Il n’y a en effet aucune raison pour que le peuple français ne puisse pas demander des comptes au chef de l’État en exercice sur des violations de la Constitution – dont l’objet même est de le protéger contre tout arbitraire – ou sur de possibles malversations financières ou entraves à la justice, alors que les peuples brésilien, sud-coréen et américain ont eu l’occasion de le faire avec leurs présidents respectifs dans un passé très récent.

Par sa demande, l’UPR propose en effet à la représentation nationale d’établir une jurisprudence afin de mettre un coup d’arrêt à la désinvolture de plus en plus dangereuse avec laquelle notre Constitution est considérée par la classe politique française, et en particulier par l’actuel premier magistrat de la République.

Ce que nous proposons est le contraire même d’une action partisane et factieuse, comme s’en indigneront probablement quelques esprits fanatiques : c’est une action de rétablissement des grandes valeurs républicaines, pour le plus grand profit de tous.

Les observateurs noteront d’ailleurs que l’UPR n’a pas tenu compte, parmi les « motifs susceptibles de caractériser un manquement » énumérés ci-dessous, des inconduites comportementales de M. Macron qui ont pourtant souillé la dignité de la fonction qu’il représente et fait scandale dans la population française, notamment aux Antilles où il a posé avec des repris de justice dont l’un faisait un geste obscène.

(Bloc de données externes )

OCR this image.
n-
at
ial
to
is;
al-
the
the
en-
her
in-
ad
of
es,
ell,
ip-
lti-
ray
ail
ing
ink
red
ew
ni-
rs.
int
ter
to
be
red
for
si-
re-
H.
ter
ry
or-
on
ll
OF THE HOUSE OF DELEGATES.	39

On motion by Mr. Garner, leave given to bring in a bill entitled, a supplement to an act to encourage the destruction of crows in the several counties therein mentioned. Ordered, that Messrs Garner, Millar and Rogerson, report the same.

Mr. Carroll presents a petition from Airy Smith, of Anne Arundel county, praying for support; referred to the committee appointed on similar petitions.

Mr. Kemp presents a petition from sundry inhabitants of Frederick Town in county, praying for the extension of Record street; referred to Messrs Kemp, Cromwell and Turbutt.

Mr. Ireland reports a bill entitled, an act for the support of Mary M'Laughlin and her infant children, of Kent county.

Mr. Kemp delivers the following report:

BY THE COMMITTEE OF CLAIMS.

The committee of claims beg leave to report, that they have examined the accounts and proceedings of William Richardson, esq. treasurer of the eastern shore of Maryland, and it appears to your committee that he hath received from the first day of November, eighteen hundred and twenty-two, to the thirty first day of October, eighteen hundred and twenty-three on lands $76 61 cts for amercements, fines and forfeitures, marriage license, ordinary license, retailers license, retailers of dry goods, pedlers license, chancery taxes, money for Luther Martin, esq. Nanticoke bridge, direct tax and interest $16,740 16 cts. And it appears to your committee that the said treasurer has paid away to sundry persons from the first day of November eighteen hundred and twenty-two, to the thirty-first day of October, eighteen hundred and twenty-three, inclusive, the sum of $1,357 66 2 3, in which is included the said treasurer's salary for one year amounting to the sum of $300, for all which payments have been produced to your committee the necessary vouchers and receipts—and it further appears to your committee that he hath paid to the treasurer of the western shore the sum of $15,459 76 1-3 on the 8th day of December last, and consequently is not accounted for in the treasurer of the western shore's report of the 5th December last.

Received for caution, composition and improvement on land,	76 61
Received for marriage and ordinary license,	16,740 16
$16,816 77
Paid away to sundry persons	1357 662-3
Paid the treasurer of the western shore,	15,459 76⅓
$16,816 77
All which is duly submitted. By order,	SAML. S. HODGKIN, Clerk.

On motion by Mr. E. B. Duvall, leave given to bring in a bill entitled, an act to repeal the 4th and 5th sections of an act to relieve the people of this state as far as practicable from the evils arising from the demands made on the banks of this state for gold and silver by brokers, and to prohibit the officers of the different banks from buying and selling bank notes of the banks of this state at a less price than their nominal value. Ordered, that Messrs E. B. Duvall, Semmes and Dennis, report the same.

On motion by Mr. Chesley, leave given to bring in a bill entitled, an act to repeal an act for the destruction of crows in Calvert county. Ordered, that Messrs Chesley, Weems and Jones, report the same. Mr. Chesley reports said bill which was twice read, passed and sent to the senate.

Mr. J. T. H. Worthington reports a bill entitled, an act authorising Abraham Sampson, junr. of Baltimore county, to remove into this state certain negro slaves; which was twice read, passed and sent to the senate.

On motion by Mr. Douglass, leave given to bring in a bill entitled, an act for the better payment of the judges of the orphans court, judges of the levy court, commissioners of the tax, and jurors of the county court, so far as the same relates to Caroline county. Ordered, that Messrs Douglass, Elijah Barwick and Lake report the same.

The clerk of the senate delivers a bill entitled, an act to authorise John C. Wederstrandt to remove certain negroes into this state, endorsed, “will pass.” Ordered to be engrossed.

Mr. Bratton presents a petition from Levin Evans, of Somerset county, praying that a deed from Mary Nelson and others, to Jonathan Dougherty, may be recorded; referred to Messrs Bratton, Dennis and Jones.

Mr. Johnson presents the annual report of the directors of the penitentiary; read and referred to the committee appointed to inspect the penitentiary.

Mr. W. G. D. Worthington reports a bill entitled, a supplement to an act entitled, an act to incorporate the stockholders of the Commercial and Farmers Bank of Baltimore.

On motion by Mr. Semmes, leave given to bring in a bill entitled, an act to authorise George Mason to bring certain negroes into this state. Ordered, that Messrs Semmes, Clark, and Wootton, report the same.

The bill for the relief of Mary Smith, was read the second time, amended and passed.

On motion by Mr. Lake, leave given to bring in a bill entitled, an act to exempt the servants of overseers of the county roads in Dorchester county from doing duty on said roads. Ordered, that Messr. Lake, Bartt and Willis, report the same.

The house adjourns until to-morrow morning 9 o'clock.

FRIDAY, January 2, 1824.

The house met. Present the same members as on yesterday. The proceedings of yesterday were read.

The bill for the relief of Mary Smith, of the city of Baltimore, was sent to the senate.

Pourtant, ceux qui prétendent que l’expression « manquement à ses devoirs manifestement incompatible avec l’exercice de son mandat » viserait seulement des problèmes de comportement indigne d’un président de la République devraient être les premiers à réclamer la mise en œuvre de l’article 68 pour ces inconduites.

Suivant les exemples brésilien, sud-coréen et américain, l’UPR estime quant à elle qu’il y a bien plus grave que ces comportements indécents  manifestement incompatibles, sinon avec l’exercice du mandat, du moins avec la dignité de chef de l’État. L’UPR estime qu’il n’y a pas de « manquement » plus grave pour le président de la République que celui de violer la Loi suprême de notre pays.

Sauf à considérer que la France soit devenue une république bananière, les membres de l’Assemblée nationale et du Sénat, qui représentent ensemble la souveraineté même du peuple français, ne peuvent pas considérer la Constitution comme un texte sans importance, que le premier magistrat de la République serait libre d’interpréter, de folkloriser ou de bafouer selon son bon plaisir.

Chaque député et chaque sénateur doit désormais prendre ses responsabilités individuellement, à la fois devant l’opinion publique, devant l’Histoire, et devant les générations futures. L’ensemble des parlementaires doit établir une jurisprudence de l’article 68 afin d’empêcher M. Macron et tous ses successeurs de continuer à piétiner allègrement notre Loi suprême sans que quiconque réagisse.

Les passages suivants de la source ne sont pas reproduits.